Precalculus (6th Edition) Blitzer

Let ${{S}_{n}}$ be a statement involving the positive integer n. If 1. ${{S}_{1}}$ is true, and 2. Let us assume that the ${{S}_{k}}$ be true for some integer $k$. Then, one has to use ${{S}_{k}}$ to prove ${{S}_{k+1}}$ is also true. If one is able to prove ${{S}_{k+1}}$ then by the principle of mathematical induction the statement ${{S}_{n}}$ is true for all positive integers $n$. Firstly, show that ${{S}_{1}}$ is true. For ${{S}_{1}}$ one has And write ${{S}_{1}}$ by taking the its first term on left and substituting n with $1$ on the right. \begin{align} & {{S}_{1}}: \\ & {{\left( \frac{a}{b} \right)}^{1}}=\frac{{{a}^{1}}}{{{b}^{1}}} \\ & =\frac{a}{b} \end{align} Therefore, the statement ${{S}_{1}}$ is true.
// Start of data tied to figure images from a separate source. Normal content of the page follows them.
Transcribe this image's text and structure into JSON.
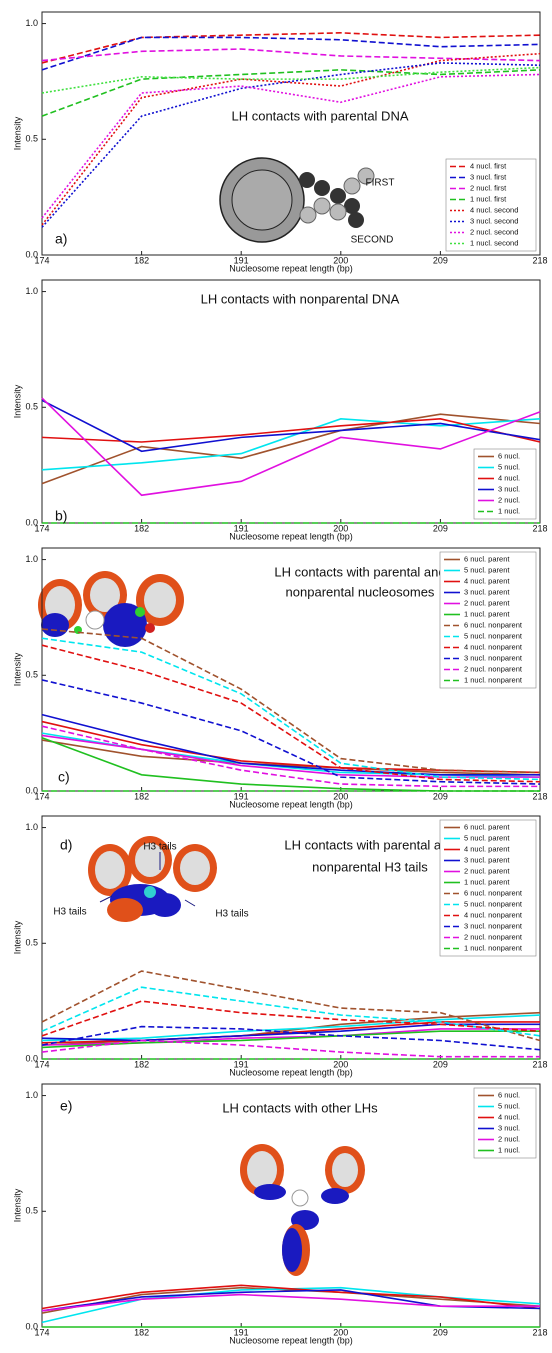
{
  "chart_data": [
    {
      "type": "line",
      "panel_label": "a)",
      "title_lines": [
        "LH contacts with parental DNA"
      ],
      "xlabel": "Nucleosome repeat length (bp)",
      "ylabel": "Intensity",
      "categories": [
        "174",
        "182",
        "191",
        "200",
        "209",
        "218"
      ],
      "ylim": [
        0,
        1.05
      ],
      "yticks": [
        {
          "value": 0,
          "label": "0.0"
        },
        {
          "value": 0.5,
          "label": "0.5"
        },
        {
          "value": 1,
          "label": "1.0"
        }
      ],
      "legend": "lower right",
      "annotations": [
        "FIRST",
        "SECOND"
      ],
      "series": [
        {
          "name": "4 nucl. first",
          "color": "#e01010",
          "style": "dashed",
          "values": [
            0.83,
            0.94,
            0.95,
            0.96,
            0.94,
            0.95
          ]
        },
        {
          "name": "3 nucl. first",
          "color": "#1010d0",
          "style": "dashed",
          "values": [
            0.8,
            0.94,
            0.94,
            0.93,
            0.9,
            0.91
          ]
        },
        {
          "name": "2 nucl. first",
          "color": "#e010e0",
          "style": "dashed",
          "values": [
            0.84,
            0.88,
            0.89,
            0.86,
            0.85,
            0.84
          ]
        },
        {
          "name": "1 nucl. first",
          "color": "#20c020",
          "style": "dashed",
          "values": [
            0.6,
            0.76,
            0.78,
            0.8,
            0.78,
            0.8
          ]
        },
        {
          "name": "4 nucl. second",
          "color": "#e01010",
          "style": "dotted",
          "values": [
            0.13,
            0.68,
            0.76,
            0.73,
            0.84,
            0.87
          ]
        },
        {
          "name": "3 nucl. second",
          "color": "#1010d0",
          "style": "dotted",
          "values": [
            0.12,
            0.6,
            0.72,
            0.78,
            0.83,
            0.82
          ]
        },
        {
          "name": "2 nucl. second",
          "color": "#e010e0",
          "style": "dotted",
          "values": [
            0.16,
            0.7,
            0.73,
            0.66,
            0.77,
            0.78
          ]
        },
        {
          "name": "1 nucl. second",
          "color": "#40e040",
          "style": "dotted",
          "values": [
            0.7,
            0.77,
            0.76,
            0.76,
            0.79,
            0.81
          ]
        }
      ]
    },
    {
      "type": "line",
      "panel_label": "b)",
      "title_lines": [
        "LH contacts with nonparental DNA"
      ],
      "xlabel": "Nucleosome repeat length (bp)",
      "ylabel": "Intensity",
      "categories": [
        "174",
        "182",
        "191",
        "200",
        "209",
        "218"
      ],
      "ylim": [
        0,
        1.05
      ],
      "yticks": [
        {
          "value": 0,
          "label": "0.0"
        },
        {
          "value": 0.5,
          "label": "0.5"
        },
        {
          "value": 1,
          "label": "1.0"
        }
      ],
      "legend": "lower right",
      "series": [
        {
          "name": "6 nucl.",
          "color": "#a0522d",
          "style": "solid",
          "values": [
            0.17,
            0.33,
            0.28,
            0.4,
            0.47,
            0.43
          ]
        },
        {
          "name": "5 nucl.",
          "color": "#00e5ee",
          "style": "solid",
          "values": [
            0.23,
            0.26,
            0.3,
            0.45,
            0.42,
            0.45
          ]
        },
        {
          "name": "4 nucl.",
          "color": "#e01010",
          "style": "solid",
          "values": [
            0.37,
            0.35,
            0.38,
            0.42,
            0.45,
            0.35
          ]
        },
        {
          "name": "3 nucl.",
          "color": "#1010d0",
          "style": "solid",
          "values": [
            0.53,
            0.31,
            0.37,
            0.4,
            0.43,
            0.36
          ]
        },
        {
          "name": "2 nucl.",
          "color": "#e010e0",
          "style": "solid",
          "values": [
            0.54,
            0.12,
            0.18,
            0.37,
            0.32,
            0.48
          ]
        },
        {
          "name": "1 nucl.",
          "color": "#20c020",
          "style": "dashed",
          "values": [
            0,
            0,
            0,
            0,
            0,
            0
          ]
        }
      ]
    },
    {
      "type": "line",
      "panel_label": "c)",
      "title_lines": [
        "LH contacts with parental and",
        "nonparental nucleosomes"
      ],
      "xlabel": "Nucleosome repeat length (bp)",
      "ylabel": "Intensity",
      "categories": [
        "174",
        "182",
        "191",
        "200",
        "209",
        "218"
      ],
      "ylim": [
        0,
        1.05
      ],
      "yticks": [
        {
          "value": 0,
          "label": "0.0"
        },
        {
          "value": 0.5,
          "label": "0.5"
        },
        {
          "value": 1,
          "label": "1.0"
        }
      ],
      "legend": "upper right",
      "series": [
        {
          "name": "6 nucl. parent",
          "color": "#a0522d",
          "style": "solid",
          "values": [
            0.22,
            0.15,
            0.12,
            0.1,
            0.08,
            0.07
          ]
        },
        {
          "name": "5 nucl. parent",
          "color": "#00e5ee",
          "style": "solid",
          "values": [
            0.25,
            0.18,
            0.12,
            0.08,
            0.07,
            0.06
          ]
        },
        {
          "name": "4 nucl. parent",
          "color": "#e01010",
          "style": "solid",
          "values": [
            0.3,
            0.2,
            0.13,
            0.1,
            0.09,
            0.08
          ]
        },
        {
          "name": "3 nucl. parent",
          "color": "#1010d0",
          "style": "solid",
          "values": [
            0.33,
            0.22,
            0.12,
            0.09,
            0.07,
            0.07
          ]
        },
        {
          "name": "2 nucl. parent",
          "color": "#e010e0",
          "style": "solid",
          "values": [
            0.24,
            0.18,
            0.11,
            0.07,
            0.06,
            0.06
          ]
        },
        {
          "name": "1 nucl. parent",
          "color": "#20c020",
          "style": "solid",
          "values": [
            0.23,
            0.07,
            0.03,
            0.01,
            0,
            0
          ]
        },
        {
          "name": "6 nucl. nonparent",
          "color": "#a0522d",
          "style": "dashed",
          "values": [
            0.7,
            0.66,
            0.44,
            0.14,
            0.09,
            0.08
          ]
        },
        {
          "name": "5 nucl. nonparent",
          "color": "#00e5ee",
          "style": "dashed",
          "values": [
            0.66,
            0.6,
            0.42,
            0.12,
            0.06,
            0.05
          ]
        },
        {
          "name": "4 nucl. nonparent",
          "color": "#e01010",
          "style": "dashed",
          "values": [
            0.63,
            0.52,
            0.38,
            0.1,
            0.05,
            0.04
          ]
        },
        {
          "name": "3 nucl. nonparent",
          "color": "#1010d0",
          "style": "dashed",
          "values": [
            0.48,
            0.38,
            0.26,
            0.06,
            0.04,
            0.03
          ]
        },
        {
          "name": "2 nucl. nonparent",
          "color": "#e010e0",
          "style": "dashed",
          "values": [
            0.28,
            0.18,
            0.09,
            0.03,
            0.02,
            0.02
          ]
        },
        {
          "name": "1 nucl. nonparent",
          "color": "#20c020",
          "style": "dashed",
          "values": [
            0,
            0,
            0,
            0,
            0,
            0
          ]
        }
      ]
    },
    {
      "type": "line",
      "panel_label": "d)",
      "title_lines": [
        "LH contacts with parental and",
        "nonparental H3 tails"
      ],
      "xlabel": "Nucleosome repeat length (bp)",
      "ylabel": "Intensity",
      "categories": [
        "174",
        "182",
        "191",
        "200",
        "209",
        "218"
      ],
      "ylim": [
        0,
        1.05
      ],
      "yticks": [
        {
          "value": 0,
          "label": "0.0"
        },
        {
          "value": 0.5,
          "label": "0.5"
        },
        {
          "value": 1,
          "label": "1.0"
        }
      ],
      "legend": "upper right",
      "annotations": [
        "H3 tails",
        "H3 tails",
        "H3 tails"
      ],
      "series": [
        {
          "name": "6 nucl. parent",
          "color": "#a0522d",
          "style": "solid",
          "values": [
            0.06,
            0.08,
            0.1,
            0.15,
            0.18,
            0.2
          ]
        },
        {
          "name": "5 nucl. parent",
          "color": "#00e5ee",
          "style": "solid",
          "values": [
            0.08,
            0.09,
            0.12,
            0.14,
            0.17,
            0.19
          ]
        },
        {
          "name": "4 nucl. parent",
          "color": "#e01010",
          "style": "solid",
          "values": [
            0.07,
            0.08,
            0.1,
            0.13,
            0.16,
            0.16
          ]
        },
        {
          "name": "3 nucl. parent",
          "color": "#1010d0",
          "style": "solid",
          "values": [
            0.09,
            0.08,
            0.1,
            0.12,
            0.15,
            0.15
          ]
        },
        {
          "name": "2 nucl. parent",
          "color": "#e010e0",
          "style": "solid",
          "values": [
            0.06,
            0.07,
            0.09,
            0.1,
            0.13,
            0.13
          ]
        },
        {
          "name": "1 nucl. parent",
          "color": "#20c020",
          "style": "solid",
          "values": [
            0.05,
            0.07,
            0.08,
            0.1,
            0.12,
            0.12
          ]
        },
        {
          "name": "6 nucl. nonparent",
          "color": "#a0522d",
          "style": "dashed",
          "values": [
            0.16,
            0.38,
            0.3,
            0.22,
            0.2,
            0.08
          ]
        },
        {
          "name": "5 nucl. nonparent",
          "color": "#00e5ee",
          "style": "dashed",
          "values": [
            0.12,
            0.31,
            0.25,
            0.19,
            0.16,
            0.1
          ]
        },
        {
          "name": "4 nucl. nonparent",
          "color": "#e01010",
          "style": "dashed",
          "values": [
            0.1,
            0.25,
            0.2,
            0.17,
            0.15,
            0.12
          ]
        },
        {
          "name": "3 nucl. nonparent",
          "color": "#1010d0",
          "style": "dashed",
          "values": [
            0.06,
            0.14,
            0.13,
            0.1,
            0.08,
            0.04
          ]
        },
        {
          "name": "2 nucl. nonparent",
          "color": "#e010e0",
          "style": "dashed",
          "values": [
            0.03,
            0.08,
            0.06,
            0.03,
            0.01,
            0.01
          ]
        },
        {
          "name": "1 nucl. nonparent",
          "color": "#20c020",
          "style": "dashed",
          "values": [
            0,
            0,
            0,
            0,
            0,
            0
          ]
        }
      ]
    },
    {
      "type": "line",
      "panel_label": "e)",
      "title_lines": [
        "LH contacts with other LHs"
      ],
      "xlabel": "Nucleosome repeat length (bp)",
      "ylabel": "Intensity",
      "categories": [
        "174",
        "182",
        "191",
        "200",
        "209",
        "218"
      ],
      "ylim": [
        0,
        1.05
      ],
      "yticks": [
        {
          "value": 0,
          "label": "0.0"
        },
        {
          "value": 0.5,
          "label": "0.5"
        },
        {
          "value": 1,
          "label": "1.0"
        }
      ],
      "legend": "upper right",
      "series": [
        {
          "name": "6 nucl.",
          "color": "#a0522d",
          "style": "solid",
          "values": [
            0.06,
            0.14,
            0.17,
            0.15,
            0.12,
            0.09
          ]
        },
        {
          "name": "5 nucl.",
          "color": "#00e5ee",
          "style": "solid",
          "values": [
            0.02,
            0.12,
            0.16,
            0.17,
            0.13,
            0.1
          ]
        },
        {
          "name": "4 nucl.",
          "color": "#e01010",
          "style": "solid",
          "values": [
            0.08,
            0.15,
            0.18,
            0.15,
            0.13,
            0.08
          ]
        },
        {
          "name": "3 nucl.",
          "color": "#1010d0",
          "style": "solid",
          "values": [
            0.07,
            0.13,
            0.15,
            0.16,
            0.09,
            0.08
          ]
        },
        {
          "name": "2 nucl.",
          "color": "#e010e0",
          "style": "solid",
          "values": [
            0.07,
            0.12,
            0.14,
            0.12,
            0.09,
            0.09
          ]
        },
        {
          "name": "1 nucl.",
          "color": "#20c020",
          "style": "solid",
          "values": [
            0,
            0,
            0,
            0,
            0,
            0
          ]
        }
      ]
    }
  ]
}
Then, let us assume that ${{S}_{k}}$ is true, then ${{S}_{k+1}}$ should also be true by the method of mathematical induction. ${{S}_{k}}:{{\left( \frac{a}{b} \right)}^{k}}=\frac{{{a}^{k}}}{{{b}^{k}}}$ Now, one has to prove ${{S}_{k+1}}$ is true ${{S}_{k+1}}:{{\left( \frac{a}{b} \right)}^{k+1}}=\frac{{{a}^{k+1}}}{{{b}^{k+1}}}$ Since, one assume that ${{S}_{k}}$ is true, ${{\left( \frac{a}{b} \right)}^{k}}=\frac{{{a}^{k}}}{{{b}^{k}}}$ And multiply $\left( \frac{a}{b} \right)$ on the both sides, \begin{align} & {{\left( \frac{a}{b} \right)}^{k}}\left( \frac{a}{b} \right)=\frac{{{a}^{k}}}{{{b}^{k}}}\left( \frac{a}{b} \right) \\ & {{\left( \frac{a}{b} \right)}^{k+1}}=\frac{{{a}^{k+1}}}{{{b}^{k+1}}} \\ \end{align} So, the final statement is ${{S}_{k+1}}$. Thus, by the method of principal of mathematical induction, the statement ${{\left( \frac{a}{b} \right)}^{n}}=\frac{{{a}^{n}}}{{{b}^{n}}}$ is true for every positive integer $n$.